Cruise unleashes driverless test cars in San Francisco
Cruise, the self-driving technology company backed by General Motors and Honda, has begun testing cars in San Francisco with no human behind the wheel.
Why it matters: The driverless tests represent a small but important step toward the future deployment of autonomous vehicles, said Cruise CEO Dan Ammann.
- "What we’re witnessing here is the move of real self-driving out of the R&D lab and on to the path to being a commercial product that everyone can use."
Reality check: The testing is still fairly modest. Cruise's newly issued driverless test permit in California limits it to just five test vehicles.

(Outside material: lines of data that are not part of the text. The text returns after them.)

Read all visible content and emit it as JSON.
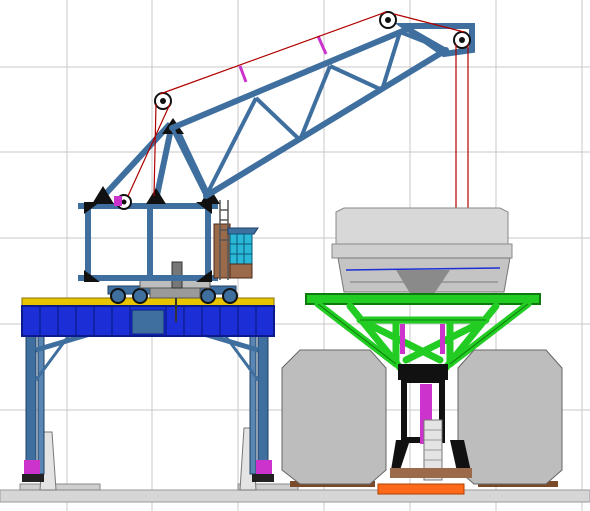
{
  "scene": {
    "description_free": true,
    "colors": {
      "background": "#ffffff",
      "grid": "#c8c8c8",
      "crane_steel": "#3f6f9f",
      "crane_steel_dark": "#1f3f66",
      "portal_blue": "#1c2fd6",
      "portal_dark": "#0a1a8a",
      "walkway_yellow": "#e8c400",
      "green_frame": "#22cc22",
      "green_dark": "#0e7a0e",
      "hopper_grey": "#cfcfcf",
      "hopper_dark": "#8a8a8a",
      "wagon_grey": "#bdbdbd",
      "cable_red": "#b00000",
      "black_detail": "#111111",
      "magenta_detail": "#cc33cc",
      "cabin_cyan": "#2bb7d6",
      "brick": "#9a6a4a",
      "base_orange": "#ff6a1a",
      "ground": "#d6d6d6",
      "rail_brown": "#7a4a2a"
    }
  }
}
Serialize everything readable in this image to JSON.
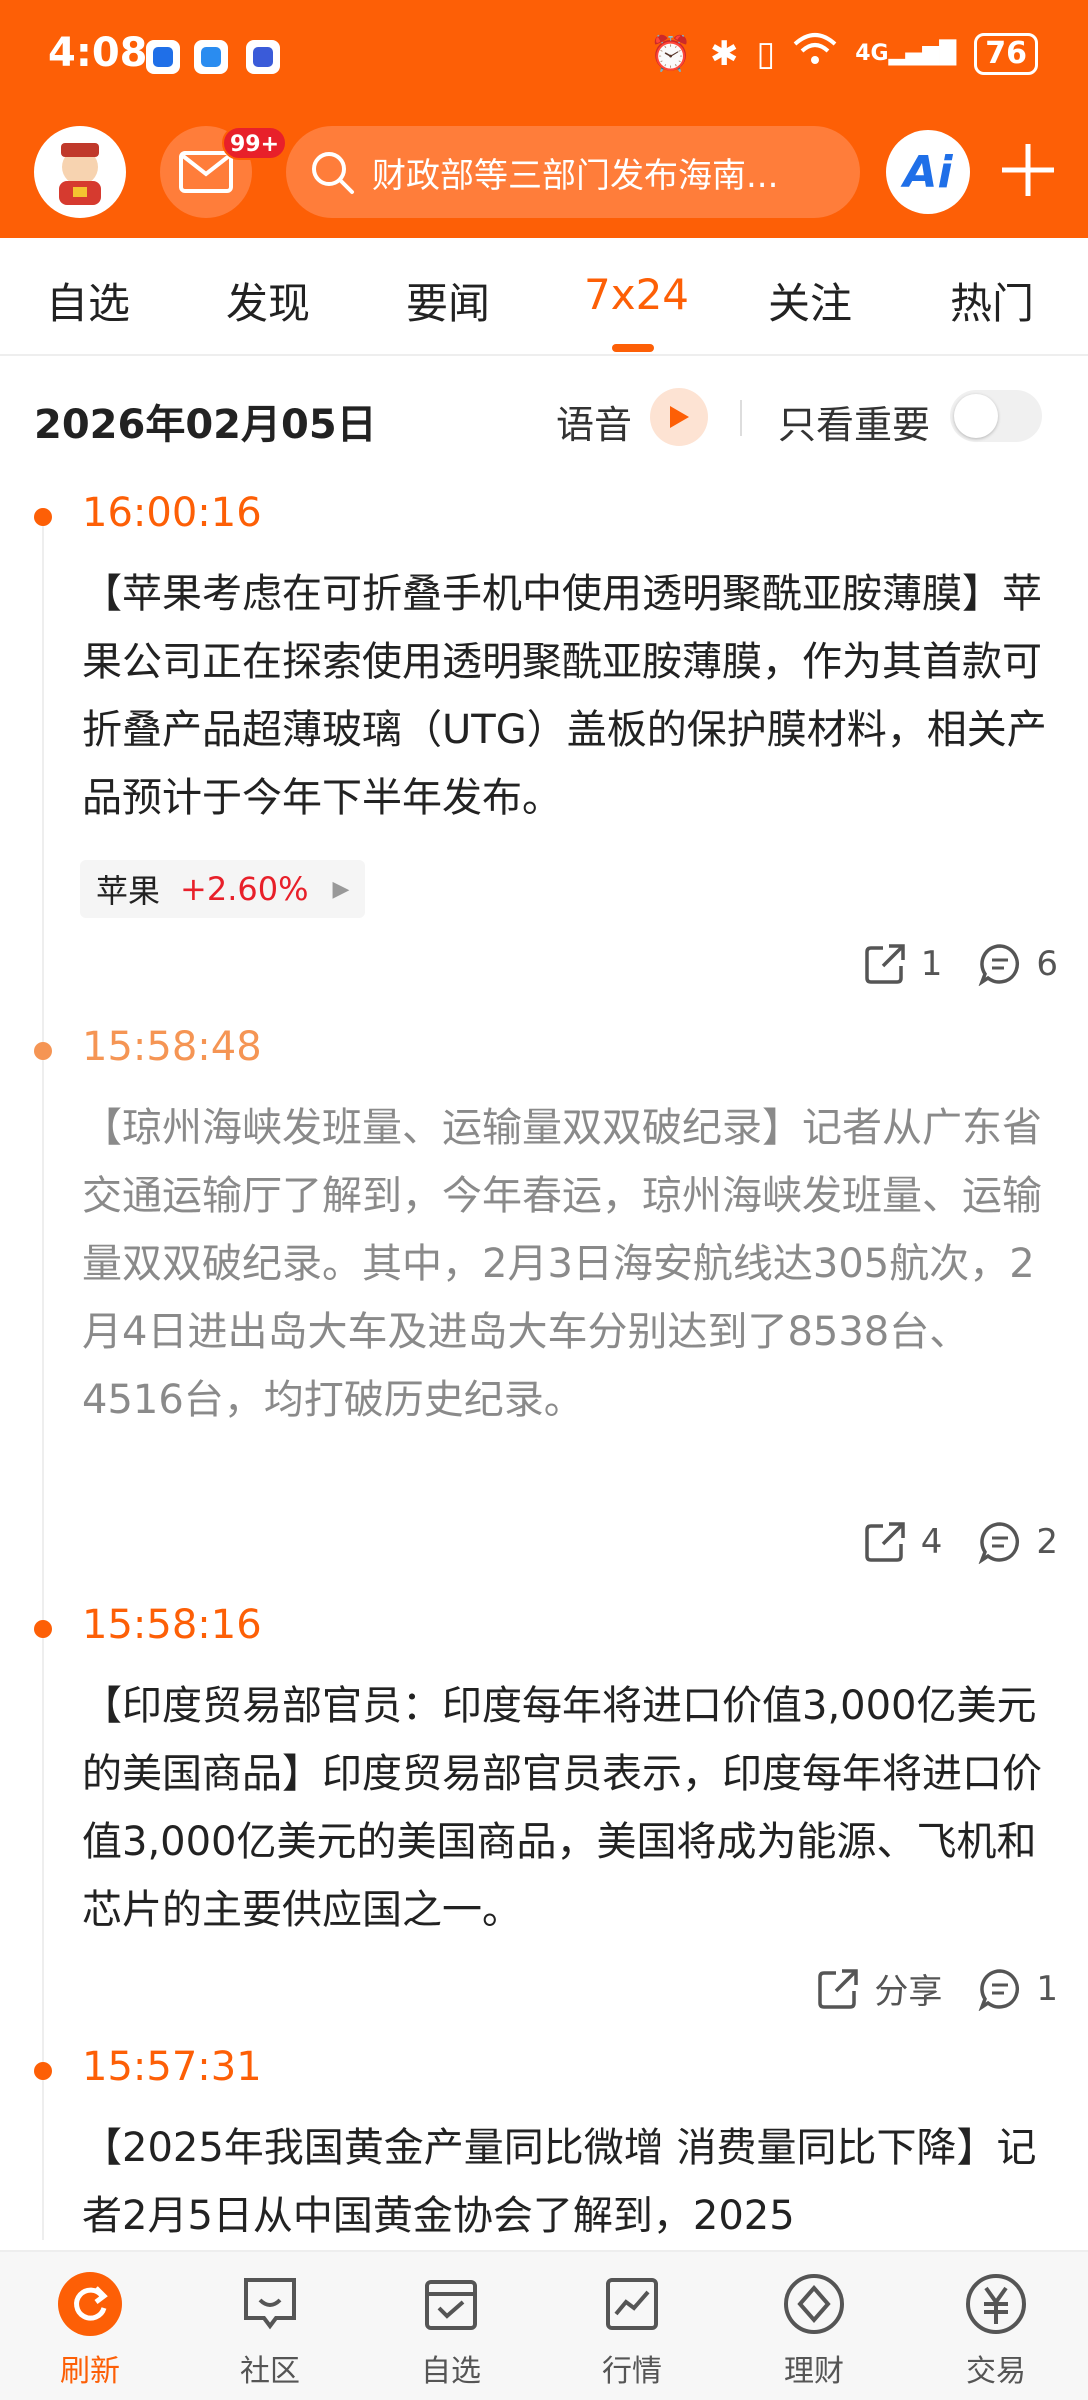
{
  "status_bar": {
    "time": "4:08",
    "network": "4G",
    "battery": "76"
  },
  "header": {
    "badge": "99+",
    "search_placeholder": "财政部等三部门发布海南...",
    "ai_label": "Ai"
  },
  "tabs": [
    {
      "label": "自选"
    },
    {
      "label": "发现"
    },
    {
      "label": "要闻"
    },
    {
      "label": "7x24",
      "active": true
    },
    {
      "label": "关注"
    },
    {
      "label": "热门"
    }
  ],
  "datebar": {
    "date": "2026年02月05日",
    "voice_label": "语音",
    "important_label": "只看重要",
    "important_only": false
  },
  "feed": [
    {
      "time": "16:00:16",
      "text": "【苹果考虑在可折叠手机中使用透明聚酰亚胺薄膜】苹果公司正在探索使用透明聚酰亚胺薄膜，作为其首款可折叠产品超薄玻璃（UTG）盖板的保护膜材料，相关产品预计于今年下半年发布。",
      "stock": {
        "name": "苹果",
        "change": "+2.60%"
      },
      "share": "1",
      "comments": "6"
    },
    {
      "time": "15:58:48",
      "text": "【琼州海峡发班量、运输量双双破纪录】记者从广东省交通运输厅了解到，今年春运，琼州海峡发班量、运输量双双破纪录。其中，2月3日海安航线达305航次，2月4日进出岛大车及进岛大车分别达到了8538台、4516台，均打破历史纪录。",
      "share": "4",
      "comments": "2"
    },
    {
      "time": "15:58:16",
      "text": "【印度贸易部官员：印度每年将进口价值3,000亿美元的美国商品】印度贸易部官员表示，印度每年将进口价值3,000亿美元的美国商品，美国将成为能源、飞机和芯片的主要供应国之一。",
      "share": "分享",
      "comments": "1"
    },
    {
      "time": "15:57:31",
      "text": "【2025年我国黄金产量同比微增 消费量同比下降】记者2月5日从中国黄金协会了解到，2025"
    }
  ],
  "bottom_nav": [
    {
      "label": "刷新",
      "icon": "refresh-icon",
      "active": true
    },
    {
      "label": "社区",
      "icon": "community-icon"
    },
    {
      "label": "自选",
      "icon": "watchlist-icon"
    },
    {
      "label": "行情",
      "icon": "market-icon"
    },
    {
      "label": "理财",
      "icon": "wealth-icon"
    },
    {
      "label": "交易",
      "icon": "trade-icon"
    }
  ],
  "colors": {
    "brand": "#fd5f06",
    "up": "#e8202a"
  }
}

- And while the permit applies to the entire city, Ammann said the cars will stick to just a few San Francisco neighborhoods, and then steadily expand "to new parts of the city, and different times of day...until we're operating everywhere and around the clock with a full fleet of our driverless AVs."
- A Cruise video highlighting the first driverless trip shows it occurred at night, in a residential neighborhood, with no other cars encountered except those parked along the side of the street.
- An operator in the passenger seat held a "kill switch" but had no access to the traditional driver controls, a Cruise spokesperson tells Axios.
What they're saying: "There are no shortcuts to achieving a moment like this – especially when the complexity of the driving environment is like 40 times more difficult than a typical suburban setting," Ammann said.
For the record: In October, Waymo opened its driverless taxi service to the public in a Phoenix suburb.